Here's a haphazard list of places writing might be helpful:
- John Wentworth taught his SERI MATS section a series of exercises and workshops intended to accelerate research. Those include:
- Giant Text File Technique: Just write down everything you know about the field.
- Game Tree of Alignment: Write a list of problems you might encounter, ways you might solve them, and ways those solutions might go wrong. Pushes you to emulate a minimax algorithm in a game of strategy.
- Writing: Practice communicating your ideas to others!
- Existing evidence: Decide on a claim, then look for real-world evidence which might help support or undermine it. List possible sources of existing real-world evidence, then figure out what that has to say about your model. JD Pressman has written about similar processes (and justified them well) in Necessity and Warrant and Literature Review for Academic Outsiders.
- Hamming questions: Write about the most important problems in your field, and how to solve them.
- Framing: Write three examples of a frame (e.g. stable equilibria). Ask: what does the frame imply is interesting about each example?

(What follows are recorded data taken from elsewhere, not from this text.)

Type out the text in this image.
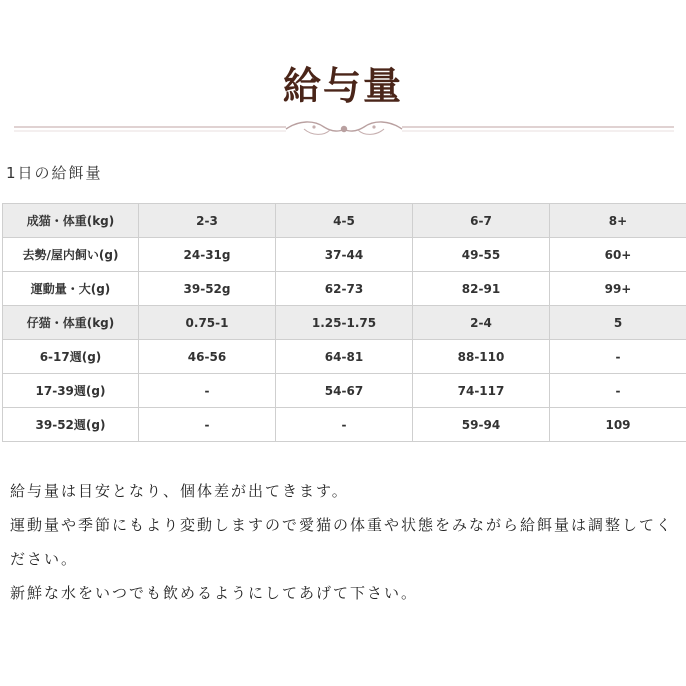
給与量
1日の給餌量
成猫・体重(kg)	2-3	4-5	6-7	8+
去勢/屋内飼い(g)	24-31g	37-44	49-55	60+
運動量・大(g)	39-52g	62-73	82-91	99+
仔猫・体重(kg)	0.75-1	1.25-1.75	2-4	5
6-17週(g)	46-56	64-81	88-110	-
17-39週(g)	-	54-67	74-117	-
39-52週(g)	-	-	59-94	109

給与量は目安となり、個体差が出てきます。

運動量や季節にもより変動しますので愛猫の体重や状態をみながら給餌量は調整してください。

新鮮な水をいつでも飲めるようにしてあげて下さい。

- Oh, and to complete the summary, even though these are less related to writing, you should:
- Quickly design and execute on an experiment if possible
- Maintain a prototypical example of the idea under discussion
- Attempt to convert intuitive arguments into mathematical conjectures
- Just write out your plans for an upcoming project. Specifically: what are you trying to accomplish, why do you want to accomplish it, how will you accomplish it, and why will that go well?
- Write about what you're learning. You probably shouldn't expect yourself to absorb and integrate knowledge from a one-shot exposure. Writing about what you've learned, your thoughts on it, or how it might be applied helps you refine and integrate what you've learned. You could substitute this for many other things, but writing is a very helpful technique. See TurnTrout's public writing about his learning.
Also, try to as much as possible write to a mind you trust. Your thinking will be better if you know your intended audience will follow you when you light the way.